CPSC 120B Fall 2003
Program 3: Gibberish
Due Wednesday, October 17

Problem

Write a program that reads in a phrase from the user and prints the gibberish equivalent of that phrase. To translate a word into gibberish, each syllable is transformed by inserting "idig" between the leading consonant sound and the rest of the syllable. If there is no leading consonant sound, "idig" is simply prepended to the syllable. Study the examples below to be sure you understand the translation.

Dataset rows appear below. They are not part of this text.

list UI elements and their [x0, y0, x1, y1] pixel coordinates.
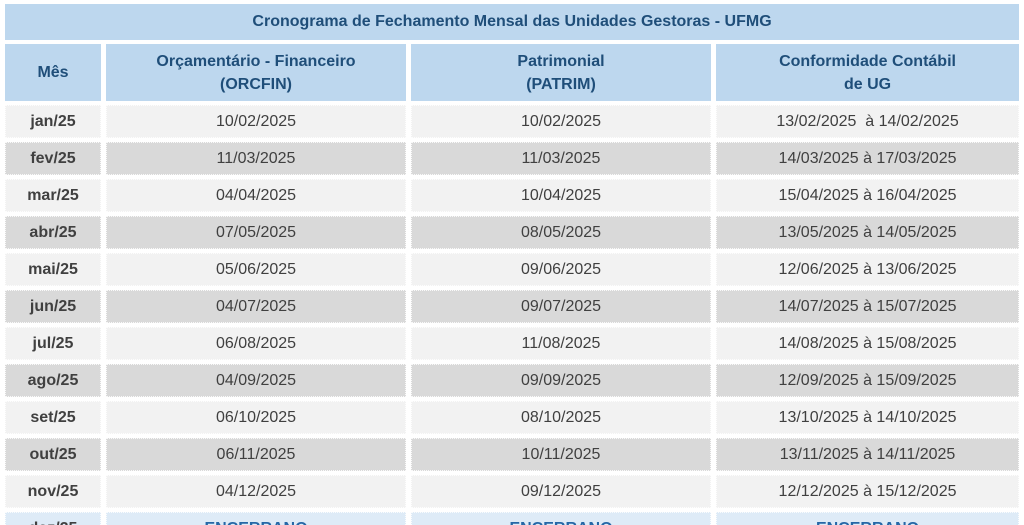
orcfin-cell: 05/06/2025	[106, 253, 406, 286]
conformidade-cell: 13/10/2025 à 14/10/2025	[716, 401, 1020, 434]
table-title: Cronograma de Fechamento Mensal das Unid…	[5, 4, 1020, 40]
column-header-patrim-line2: (PATRIM)	[526, 75, 596, 93]
month-cell: abr/25	[5, 216, 101, 249]
month-cell: nov/25	[5, 475, 101, 508]
conformidade-cell: 14/08/2025 à 15/08/2025	[716, 327, 1020, 360]
orcfin-cell: 06/08/2025	[106, 327, 406, 360]
patrim-cell: 11/03/2025	[411, 142, 711, 175]
table-row-mai: mai/25 05/06/2025 09/06/2025 12/06/2025 …	[5, 253, 1020, 286]
conformidade-cell: 12/06/2025 à 13/06/2025	[716, 253, 1020, 286]
conformidade-cell: 14/03/2025 à 17/03/2025	[716, 142, 1020, 175]
conformidade-cell: 13/02/2025 à 14/02/2025	[716, 105, 1020, 138]
table-row-abr: abr/25 07/05/2025 08/05/2025 13/05/2025 …	[5, 216, 1020, 249]
month-cell: mai/25	[5, 253, 101, 286]
month-cell: mar/25	[5, 179, 101, 212]
conformidade-cell: 15/04/2025 à 16/04/2025	[716, 179, 1020, 212]
month-cell: out/25	[5, 438, 101, 471]
patrim-cell: 10/02/2025	[411, 105, 711, 138]
column-header-orcfin-line2: (ORCFIN)	[220, 75, 292, 93]
table-row-nov: nov/25 04/12/2025 09/12/2025 12/12/2025 …	[5, 475, 1020, 508]
column-header-orcfin: Orçamentário - Financeiro (ORCFIN)	[106, 44, 406, 101]
month-cell: dez/25	[5, 512, 101, 525]
month-cell: set/25	[5, 401, 101, 434]
conformidade-cell: 13/11/2025 à 14/11/2025	[716, 438, 1020, 471]
patrim-cell: 11/08/2025	[411, 327, 711, 360]
month-cell: ago/25	[5, 364, 101, 397]
table-row-ago: ago/25 04/09/2025 09/09/2025 12/09/2025 …	[5, 364, 1020, 397]
orcfin-cell: 04/12/2025	[106, 475, 406, 508]
orcfin-cell: 04/09/2025	[106, 364, 406, 397]
patrim-cell: 08/05/2025	[411, 216, 711, 249]
conformidade-cell: 12/09/2025 à 15/09/2025	[716, 364, 1020, 397]
patrim-cell: 10/11/2025	[411, 438, 711, 471]
column-header-patrim: Patrimonial (PATRIM)	[411, 44, 711, 101]
orcfin-cell: 11/03/2025	[106, 142, 406, 175]
orcfin-cell: 10/02/2025	[106, 105, 406, 138]
conformidade-cell: 14/07/2025 à 15/07/2025	[716, 290, 1020, 323]
header-row: Mês Orçamentário - Financeiro (ORCFIN) P…	[5, 44, 1020, 101]
table-row-set: set/25 06/10/2025 08/10/2025 13/10/2025 …	[5, 401, 1020, 434]
column-header-conformidade-line2: de UG	[843, 75, 892, 93]
patrim-cell: ENCERRANO	[411, 512, 711, 525]
patrim-cell: 10/04/2025	[411, 179, 711, 212]
table-row-jan: jan/25 10/02/2025 10/02/2025 13/02/2025 …	[5, 105, 1020, 138]
month-cell: jun/25	[5, 290, 101, 323]
orcfin-cell: 06/10/2025	[106, 401, 406, 434]
conformidade-cell: ENCERRANO	[716, 512, 1020, 525]
column-header-month-line1: Mês	[37, 64, 69, 81]
patrim-cell: 09/06/2025	[411, 253, 711, 286]
conformidade-cell: 12/12/2025 à 15/12/2025	[716, 475, 1020, 508]
column-header-month: Mês	[5, 44, 101, 101]
month-cell: jan/25	[5, 105, 101, 138]
column-header-conformidade-line1: Conformidade Contábil	[779, 52, 956, 70]
table-row-jun: jun/25 04/07/2025 09/07/2025 14/07/2025 …	[5, 290, 1020, 323]
month-cell: fev/25	[5, 142, 101, 175]
month-cell: jul/25	[5, 327, 101, 360]
orcfin-cell: 07/05/2025	[106, 216, 406, 249]
patrim-cell: 09/07/2025	[411, 290, 711, 323]
conformidade-cell: 13/05/2025 à 14/05/2025	[716, 216, 1020, 249]
table-row-out: out/25 06/11/2025 10/11/2025 13/11/2025 …	[5, 438, 1020, 471]
patrim-cell: 08/10/2025	[411, 401, 711, 434]
table-row-dez: dez/25 ENCERRANO ENCERRANO ENCERRANO	[5, 512, 1020, 525]
table-row-jul: jul/25 06/08/2025 11/08/2025 14/08/2025 …	[5, 327, 1020, 360]
title-row: Cronograma de Fechamento Mensal das Unid…	[5, 4, 1020, 40]
table-row-fev: fev/25 11/03/2025 11/03/2025 14/03/2025 …	[5, 142, 1020, 175]
orcfin-cell: 04/07/2025	[106, 290, 406, 323]
column-header-patrim-line1: Patrimonial	[517, 52, 605, 70]
column-header-orcfin-line1: Orçamentário - Financeiro	[156, 52, 356, 70]
orcfin-cell: 06/11/2025	[106, 438, 406, 471]
orcfin-cell: ENCERRANO	[106, 512, 406, 525]
column-header-conformidade: Conformidade Contábil de UG	[716, 44, 1020, 101]
patrim-cell: 09/09/2025	[411, 364, 711, 397]
patrim-cell: 09/12/2025	[411, 475, 711, 508]
orcfin-cell: 04/04/2025	[106, 179, 406, 212]
table-row-mar: mar/25 04/04/2025 10/04/2025 15/04/2025 …	[5, 179, 1020, 212]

English          Gibberish
-------          ---------
chair            chidigair
three            thridigee
ant              idigant
easy             idigeasidigy
marvelous        midigarvidigelidigous
fanatic          fidiganidigatidigic

This is reminiscent of the PigLatin program in the text, but there are a number of significant differences that you will need to attend to.

Input

One reason gibberish is harder to understand than pig latin is that it modifies every syllable. This means that your program will need to be able to tell where one syllable starts and another ends, which is not an easily automated task. To get around this, your program should allow the user to indicate where the syllable breaks are in the words that are entered by inserting a delimiter of the user's choice. For example, if the user chooses a period (.) as a syllable delimiter, he or she would then enter "doc.u.men.ta.tion" for the word "documentation". Note that if the user does not use the delimiter when entering words to be translated, only the first syllable will be transformed.

After establishing the syllable delimiter, your program should keep reading and translating phrases (using that same delimiter) until the user asks to quit. To simplify things for the translator, you should require that the phrases entered contain only letters, spaces, and delimiters. If the user enters a phrase containing other characters, the program should ask for another phrase until it gets one with only legal characters.

Output

Your program should print the gibberish equivalent of each phrase entered, neatly labeled, all lower case.

Program Structure

You will need two classes for this program: GibberishTranslator (the translator) and Gibberish (the main program). There are a number of things to think about for each:

Sample I/O

A single run of your program might look like this:
*** Welcome to the Gibberish translator!! ***
Enter the character that will delimit syllables: .

Enter phrase: This is a test
Your phrase in gibberish:
thidigis idigis idiga tidigest 

Translate another phrase? (y/n) y
Enter phrase: Gib.ber.ish is ve.ry strange
Your phrase in gibberish:
gidigibbidigeridigish idigis vidigeridigy stridigange 

Traslate another phrase? (y/n) y
Enter phrase: I don't like this!
Phrase contains illegal characters, enter again: Goodbye
Your phrase in gibberish:
gidigoodbye

Traslate another phrase? (y/n) n

Bidigye!

Documentation and Style

Provide a program header that gives your name, the name of the file, and a description of the program. Also provide a header for each method that gives its name, its parameters, and its return value, and briefly explains what it does. Use good names for variables and constants, and use an explanatory comment whenever a portion of code might not be clear to the reader. Also be sure to follow the capitalization conventions discussed in class.